Furthermore, a significant role of MAOA in aggressive behaviors is supported by genetic studies of a deleterious mutation of MAOA gene in humans and knockout mice. At variance with the serotonin deficiency hypothesis, these findings suggest that chronically increased 5-HT levels that result from reduced MAOA function – trait-like change – may promote or intensify escalated aggressive displays.

Consistent studies demonstrate the effectiveness of SSRIs in controlling aggressive outbursts, which was initially thought to result from the uptake blockade. Yet, the neuroplastic changes in transporter molecules that are required for the repeated administration of these compounds to become effective remain to be determined. Moreover, the genetic studies in human and nonhuman primates also suggest 5-HTT polymorphisms such as the short allele as a risk factor for violent traits, which seems to be particularly relevant in combination with environmental stress. Gene polymorphism studies of MAOA, 5-HTT and Tph2 revealed critical gene-environment interactions as risk factors for violent traits. Individuals with a certain allele are particularly prone to engage in violent behavior when they have a history of early life maltreatment, but the effect disappeared when they are reared in an environment with low stress.

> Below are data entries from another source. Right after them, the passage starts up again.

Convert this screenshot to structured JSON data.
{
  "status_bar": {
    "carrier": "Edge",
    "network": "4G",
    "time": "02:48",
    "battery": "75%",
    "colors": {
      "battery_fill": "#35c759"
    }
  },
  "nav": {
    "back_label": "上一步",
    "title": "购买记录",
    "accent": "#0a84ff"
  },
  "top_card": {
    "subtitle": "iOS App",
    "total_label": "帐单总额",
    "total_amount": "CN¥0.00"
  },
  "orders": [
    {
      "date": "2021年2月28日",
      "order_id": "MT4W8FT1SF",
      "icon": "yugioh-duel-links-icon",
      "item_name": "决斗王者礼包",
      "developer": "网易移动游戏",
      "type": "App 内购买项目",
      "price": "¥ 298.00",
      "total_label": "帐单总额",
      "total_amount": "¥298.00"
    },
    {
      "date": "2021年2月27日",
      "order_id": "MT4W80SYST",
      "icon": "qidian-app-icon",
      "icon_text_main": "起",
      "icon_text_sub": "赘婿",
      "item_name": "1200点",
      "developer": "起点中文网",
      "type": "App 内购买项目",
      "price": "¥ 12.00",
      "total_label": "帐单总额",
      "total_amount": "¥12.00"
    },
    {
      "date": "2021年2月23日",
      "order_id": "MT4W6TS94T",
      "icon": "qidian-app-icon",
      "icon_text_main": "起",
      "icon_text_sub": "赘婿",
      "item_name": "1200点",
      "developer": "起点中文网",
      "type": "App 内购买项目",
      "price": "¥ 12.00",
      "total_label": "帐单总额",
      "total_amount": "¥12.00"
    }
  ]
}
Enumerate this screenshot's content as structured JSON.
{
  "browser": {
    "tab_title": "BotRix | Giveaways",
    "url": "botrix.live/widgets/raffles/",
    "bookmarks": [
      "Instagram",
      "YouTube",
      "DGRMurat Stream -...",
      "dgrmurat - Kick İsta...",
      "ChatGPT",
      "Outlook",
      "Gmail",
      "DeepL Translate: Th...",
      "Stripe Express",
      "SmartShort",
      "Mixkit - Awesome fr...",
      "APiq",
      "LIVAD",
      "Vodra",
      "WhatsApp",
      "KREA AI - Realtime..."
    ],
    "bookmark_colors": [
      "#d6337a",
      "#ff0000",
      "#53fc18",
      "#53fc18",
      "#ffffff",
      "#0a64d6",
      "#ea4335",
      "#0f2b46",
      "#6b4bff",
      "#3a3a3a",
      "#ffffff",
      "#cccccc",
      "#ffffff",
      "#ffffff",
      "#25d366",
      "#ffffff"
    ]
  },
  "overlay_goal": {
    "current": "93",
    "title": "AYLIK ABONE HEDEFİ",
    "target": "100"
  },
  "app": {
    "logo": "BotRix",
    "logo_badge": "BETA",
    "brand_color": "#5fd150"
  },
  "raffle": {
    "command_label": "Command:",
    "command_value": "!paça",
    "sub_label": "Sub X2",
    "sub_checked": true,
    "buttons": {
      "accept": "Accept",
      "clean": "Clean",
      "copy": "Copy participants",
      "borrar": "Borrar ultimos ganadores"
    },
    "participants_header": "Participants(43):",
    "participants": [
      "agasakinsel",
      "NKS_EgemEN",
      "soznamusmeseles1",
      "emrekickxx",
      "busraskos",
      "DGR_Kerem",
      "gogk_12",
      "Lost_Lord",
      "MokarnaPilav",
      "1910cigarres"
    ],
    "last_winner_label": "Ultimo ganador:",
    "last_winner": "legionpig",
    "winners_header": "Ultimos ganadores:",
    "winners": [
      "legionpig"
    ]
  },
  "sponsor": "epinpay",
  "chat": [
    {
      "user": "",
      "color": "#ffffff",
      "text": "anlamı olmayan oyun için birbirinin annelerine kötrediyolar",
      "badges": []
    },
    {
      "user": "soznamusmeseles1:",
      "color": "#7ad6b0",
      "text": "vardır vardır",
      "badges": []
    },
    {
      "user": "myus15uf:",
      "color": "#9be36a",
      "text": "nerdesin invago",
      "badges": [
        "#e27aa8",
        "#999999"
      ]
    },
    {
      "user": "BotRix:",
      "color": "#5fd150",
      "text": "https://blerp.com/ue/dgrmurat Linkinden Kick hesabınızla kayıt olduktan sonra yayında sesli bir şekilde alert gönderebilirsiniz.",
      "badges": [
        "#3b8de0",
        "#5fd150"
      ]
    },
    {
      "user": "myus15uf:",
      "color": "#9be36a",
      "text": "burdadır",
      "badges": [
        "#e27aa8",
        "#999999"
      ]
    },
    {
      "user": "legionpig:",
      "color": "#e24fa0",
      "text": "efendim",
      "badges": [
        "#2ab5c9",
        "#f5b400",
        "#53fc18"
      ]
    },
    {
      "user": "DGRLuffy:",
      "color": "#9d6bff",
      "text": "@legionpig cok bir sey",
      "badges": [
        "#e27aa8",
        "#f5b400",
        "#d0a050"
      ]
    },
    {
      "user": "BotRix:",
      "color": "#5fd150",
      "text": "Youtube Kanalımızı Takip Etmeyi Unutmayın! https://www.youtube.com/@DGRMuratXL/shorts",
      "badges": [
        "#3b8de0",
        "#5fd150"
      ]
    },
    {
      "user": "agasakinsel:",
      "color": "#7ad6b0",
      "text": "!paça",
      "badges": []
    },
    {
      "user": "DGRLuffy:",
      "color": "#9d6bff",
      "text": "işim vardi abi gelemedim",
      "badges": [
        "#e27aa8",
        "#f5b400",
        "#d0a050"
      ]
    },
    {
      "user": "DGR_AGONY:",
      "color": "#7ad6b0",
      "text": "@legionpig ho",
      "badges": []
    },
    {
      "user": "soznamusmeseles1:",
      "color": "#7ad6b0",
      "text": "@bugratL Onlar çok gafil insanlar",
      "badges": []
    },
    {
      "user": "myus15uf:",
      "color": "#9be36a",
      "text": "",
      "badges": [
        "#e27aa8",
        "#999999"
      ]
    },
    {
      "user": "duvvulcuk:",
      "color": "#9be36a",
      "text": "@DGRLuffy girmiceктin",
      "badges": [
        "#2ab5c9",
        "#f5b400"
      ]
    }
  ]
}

Finally, from the viewpoint of targeting novel neural sites for intervention, a host of studies reports modulatory influences of serotonergic cellular activity in the dorsal raphe nucleus. Particularly, GABA, glutamate and neuropeptides such as CRF and opioid peptides acting on specific receptor subtypes appear relevant to modulating escalated aggressive behavior. Genetic analyses of aggressive individuals have identified several molecules that affect the 5-HT system directly (e.g., Tph2, 5-HT_1B, 5-HT transporter, Pet1, MAOA) or indirectly (e.g., Neuropeptide Y, αCaMKII, NOS, BDNF).

Hopefully, the current discussion of the reviews by Comai et al. will initiate renewed interest in the basic neurobiology of pathological aggressive behavior and reactivates this largely neglected area of research.